Posted: Jun 19, 2019 1:25 am
by lpetrich
quotes - Quotation about the future of technology being paper - Science Fiction & Fantasy Stack Exchange

Isaac Asimov once wrote an essay called "The Ancient and the Ultimate" ("The Tragedy of the Moon", "Asimov on Science"). He wrote that as a response to the notion that high-tech document viewers might someday replace books.
You’ll have to admit that such a cassette would be a perfect futuristic dream: self-contained, mobile, non-energy-consuming, perfectly private, and largely under the control of the will.

Ah, but dreams are cheap so let’s get practical. Can such a cassette possibly exist? To this, my answer is Yes, of course. The next question is: How many years will we have to wait for such a deliriously perfect cassette?

I have an answer for that, too, and a quite definite one. We will have it in minus five thousand years–because what I have been describing… is a book!

Post-Kindle
What goes around, comes around. There's a 1968 Isaac Asimov story called "The Holmes-Ginsbook Device", set in a world of advanced digital reading technology. The title's two innovators devise an ingenious system of printing page images and assembling them into a kind of codex, a physical entity that needs only hands and eyes to read. Of course the inventors are unfairly forgotten when the device bearing their names is shortened by popular usage to "book". Oh, sorry, was that a spoiler?

Though a physical book does require light from outside.

Furthermore, such books have a great deficiency compared to most electronic document viewers: they do not have any built-in search facility. Computer text editors go back to 1960 (the Colossal Typewriter) and searchable ones go back to 1964 (TECO).

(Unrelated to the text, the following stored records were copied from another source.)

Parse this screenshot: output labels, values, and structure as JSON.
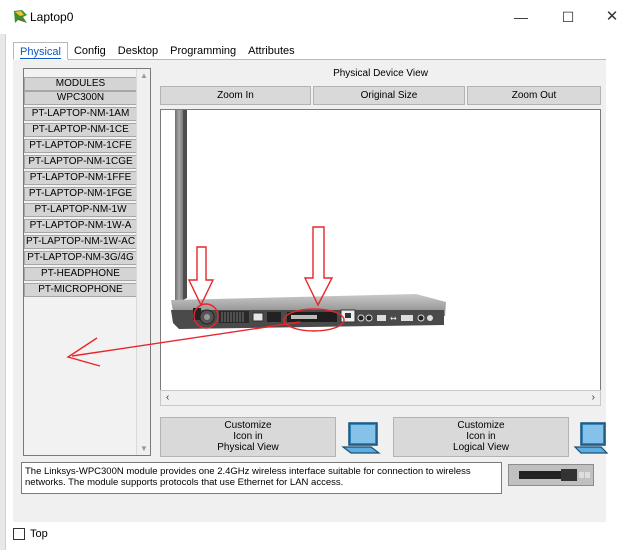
{
  "window": {
    "title": "Laptop0",
    "minimize_glyph": "—",
    "maximize_glyph": "☐",
    "close_glyph": "✕"
  },
  "tabs": [
    {
      "label": "Physical",
      "active": true
    },
    {
      "label": "Config",
      "active": false
    },
    {
      "label": "Desktop",
      "active": false
    },
    {
      "label": "Programming",
      "active": false
    },
    {
      "label": "Attributes",
      "active": false
    }
  ],
  "modules": {
    "header": "MODULES",
    "items": [
      "WPC300N",
      "PT-LAPTOP-NM-1AM",
      "PT-LAPTOP-NM-1CE",
      "PT-LAPTOP-NM-1CFE",
      "PT-LAPTOP-NM-1CGE",
      "PT-LAPTOP-NM-1FFE",
      "PT-LAPTOP-NM-1FGE",
      "PT-LAPTOP-NM-1W",
      "PT-LAPTOP-NM-1W-A",
      "PT-LAPTOP-NM-1W-AC",
      "PT-LAPTOP-NM-3G/4G",
      "PT-HEADPHONE",
      "PT-MICROPHONE"
    ]
  },
  "device_view": {
    "title": "Physical Device View",
    "zoom_in": "Zoom In",
    "original_size": "Original Size",
    "zoom_out": "Zoom Out"
  },
  "customize": {
    "physical": [
      "Customize",
      "Icon in",
      "Physical View"
    ],
    "logical": [
      "Customize",
      "Icon in",
      "Logical View"
    ]
  },
  "description": "The Linksys-WPC300N module provides one 2.4GHz wireless interface suitable for connection to wireless networks. The module supports protocols that use Ethernet for LAN access.",
  "top_checkbox": {
    "label": "Top",
    "checked": false
  },
  "colors": {
    "annotation": "#e8262b",
    "active_tab": "#0b57c9",
    "laptop_body": "#a9a9a9",
    "laptop_icon": "#2e86c1"
  }
}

It is nowadays pretty much universal in document viewers (PDF, e-books, web browsers, ...) and document editors (text editors, word processors, spreadsheets, ...) Searchability is also common for file systems and server-based software like messageboards, and search engines are an important part of the Internet.

Such books are also much more massive and bulky than the corresponding amount of electronic storage. For text, I estimate a factor of a million, relative to a typical USB thumb drive.

Such books are also very difficult to copy.

For my part, I am giving away most of my old books as bulky and heavy, though I've kept Isaac Asimov's science essays because they have not been reissued as e-books.